Karya sastra merupakan cermin
masyarakat, potret kehidupan, dan gambaran semangat zamannya. Pembabakan dalam
antologi Dari Ave Maria ke Jalan Lain ke
Roma[1]
yang dimulai dari “Zaman Jepang” sampai “Sesudah 17 Agustus 1945”, sedang di
antara keduanya terdapat “Coret-Coret di Bawah Tanah”, menunjukan sebuah
periode singkat sejarah Indonesia.
Sebagai sastrawan, Idrus adalah
saksi mata dari setiap peristiwa dalam dua belas cerita di buku ini. Dengan
kata lain, setiap karangan di dalam Dari
Ave Maria ke Jalan Lain ke Roma merupakan laporan aktual dari
peristiwa-peristiwa yang terjadi di masa itu. Dalam melaporkan peristiwa
tersebut, Idrus tak berdiri di luar sejarah. Ia menjadi bagian dari sejarah itu
sendiri.
Melalui kata pengantar buku ini, HB
Jassin menobatkan Idrus sebagai pembaharu prosa. Katanya, “Pembaharuan itu
tidak berarti sekiranya hanya mengenai bentuk belaka, tetapi dalam hal ini
perubahan lahir itu berakar pada perubahan jiwa.” (hlm. Vii) Pembabakan dalam
buku ini juga menunjukan periodesasi kepengarangan Idrus.
“Ave Maria” yang membuka buku ini,
memperlihatkan gaya romantiknya. Cerpen ini dibuka dengan pelukisan alam yang
menunjukan benang merah kepengarangannya dengan pengarang Pujangga Baru. “Ave
Maria” berkisah tentang kisah cinta segitiga antara Zulbahri, Wartini, dan
Syamsu. Pengakuan Wartini, istrinya, yang mencintai Zul dan Syam, membuatnya
merelakan istrinya pada adiknya itu. Zulbahri sendiri kemudian memilih untuk
mengabdi pada tanah air dengan bergabung dengan heiho, tentara bentukan Jepang.

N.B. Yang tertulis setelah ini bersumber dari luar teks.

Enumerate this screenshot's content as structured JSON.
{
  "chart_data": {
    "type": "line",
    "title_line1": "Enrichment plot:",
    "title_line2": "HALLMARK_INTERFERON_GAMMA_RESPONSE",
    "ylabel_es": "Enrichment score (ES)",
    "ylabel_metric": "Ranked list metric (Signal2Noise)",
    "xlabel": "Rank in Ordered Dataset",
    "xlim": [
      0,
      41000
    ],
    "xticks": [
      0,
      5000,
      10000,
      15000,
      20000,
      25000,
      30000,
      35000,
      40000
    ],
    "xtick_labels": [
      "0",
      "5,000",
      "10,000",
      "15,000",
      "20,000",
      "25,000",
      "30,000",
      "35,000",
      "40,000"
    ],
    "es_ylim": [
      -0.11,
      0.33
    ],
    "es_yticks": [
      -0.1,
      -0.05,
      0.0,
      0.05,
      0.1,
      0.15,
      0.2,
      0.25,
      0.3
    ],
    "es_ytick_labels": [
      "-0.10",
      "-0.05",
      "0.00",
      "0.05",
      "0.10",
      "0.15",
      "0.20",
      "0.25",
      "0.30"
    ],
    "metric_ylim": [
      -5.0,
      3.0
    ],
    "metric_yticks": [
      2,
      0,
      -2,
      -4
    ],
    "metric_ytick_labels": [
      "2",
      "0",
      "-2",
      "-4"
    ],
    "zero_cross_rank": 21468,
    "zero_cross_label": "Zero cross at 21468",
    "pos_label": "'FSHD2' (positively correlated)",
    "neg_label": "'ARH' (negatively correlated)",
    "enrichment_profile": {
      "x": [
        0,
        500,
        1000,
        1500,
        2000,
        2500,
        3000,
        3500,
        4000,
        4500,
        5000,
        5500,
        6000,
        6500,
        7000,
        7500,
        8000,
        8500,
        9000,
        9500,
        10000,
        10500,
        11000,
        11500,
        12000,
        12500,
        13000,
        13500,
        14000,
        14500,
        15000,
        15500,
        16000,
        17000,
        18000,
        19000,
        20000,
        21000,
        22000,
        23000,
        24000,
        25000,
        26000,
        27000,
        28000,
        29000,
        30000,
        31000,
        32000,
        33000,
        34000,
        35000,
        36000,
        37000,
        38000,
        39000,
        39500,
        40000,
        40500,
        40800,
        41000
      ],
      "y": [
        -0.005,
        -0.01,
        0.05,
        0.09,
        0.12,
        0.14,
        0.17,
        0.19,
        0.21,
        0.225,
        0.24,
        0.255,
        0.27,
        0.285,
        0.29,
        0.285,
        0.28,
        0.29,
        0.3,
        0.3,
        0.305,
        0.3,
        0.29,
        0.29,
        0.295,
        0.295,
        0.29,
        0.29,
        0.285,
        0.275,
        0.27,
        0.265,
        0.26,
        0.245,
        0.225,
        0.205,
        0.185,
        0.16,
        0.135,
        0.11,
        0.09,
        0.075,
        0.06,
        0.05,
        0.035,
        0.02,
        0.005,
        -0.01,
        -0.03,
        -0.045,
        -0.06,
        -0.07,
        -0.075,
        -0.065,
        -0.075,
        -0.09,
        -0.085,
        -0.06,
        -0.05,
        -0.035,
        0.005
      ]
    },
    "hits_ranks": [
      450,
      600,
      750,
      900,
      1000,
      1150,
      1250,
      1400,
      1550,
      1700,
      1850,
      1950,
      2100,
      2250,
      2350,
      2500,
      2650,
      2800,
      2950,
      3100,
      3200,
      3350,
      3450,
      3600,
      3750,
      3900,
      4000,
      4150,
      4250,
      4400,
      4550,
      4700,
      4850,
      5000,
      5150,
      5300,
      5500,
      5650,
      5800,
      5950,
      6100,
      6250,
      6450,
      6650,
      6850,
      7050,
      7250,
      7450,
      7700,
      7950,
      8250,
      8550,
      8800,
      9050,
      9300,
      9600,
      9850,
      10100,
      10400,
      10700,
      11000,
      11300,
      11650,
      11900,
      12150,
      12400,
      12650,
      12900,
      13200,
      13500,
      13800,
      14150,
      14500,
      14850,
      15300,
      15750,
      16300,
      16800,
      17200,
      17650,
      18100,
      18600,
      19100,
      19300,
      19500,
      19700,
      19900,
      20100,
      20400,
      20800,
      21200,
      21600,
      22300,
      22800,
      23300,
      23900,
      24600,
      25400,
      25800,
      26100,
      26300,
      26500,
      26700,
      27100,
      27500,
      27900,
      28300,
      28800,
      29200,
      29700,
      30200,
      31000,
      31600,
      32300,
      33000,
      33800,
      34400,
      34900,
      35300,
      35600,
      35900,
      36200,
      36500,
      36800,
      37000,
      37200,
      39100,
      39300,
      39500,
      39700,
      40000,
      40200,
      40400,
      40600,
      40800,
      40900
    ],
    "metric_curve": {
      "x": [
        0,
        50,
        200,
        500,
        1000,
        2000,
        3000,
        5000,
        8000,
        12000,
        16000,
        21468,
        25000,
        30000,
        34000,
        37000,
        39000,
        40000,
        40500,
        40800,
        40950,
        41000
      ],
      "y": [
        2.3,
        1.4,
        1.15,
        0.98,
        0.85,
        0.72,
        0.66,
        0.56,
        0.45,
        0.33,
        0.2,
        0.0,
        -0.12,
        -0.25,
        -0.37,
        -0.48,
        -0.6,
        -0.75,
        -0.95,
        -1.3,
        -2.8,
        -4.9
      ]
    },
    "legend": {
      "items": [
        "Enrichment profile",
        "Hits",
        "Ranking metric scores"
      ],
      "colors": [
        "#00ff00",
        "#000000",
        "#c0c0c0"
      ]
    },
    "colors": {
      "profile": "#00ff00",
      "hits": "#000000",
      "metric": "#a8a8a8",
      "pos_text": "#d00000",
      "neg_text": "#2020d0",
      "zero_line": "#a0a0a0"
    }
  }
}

Persoalan cinta segitiga kembali
ditampilakan Idrus dalam drama “Kejahatan Membalas Dendam”. Cinta Kartili pada
Setilawati membuatnya mengkhianati Ishak, sahabatnya sendiri. Sugesti dan
obat-obatan yang diberikan pada Ishak membuat sahabatnya itu makin depresi.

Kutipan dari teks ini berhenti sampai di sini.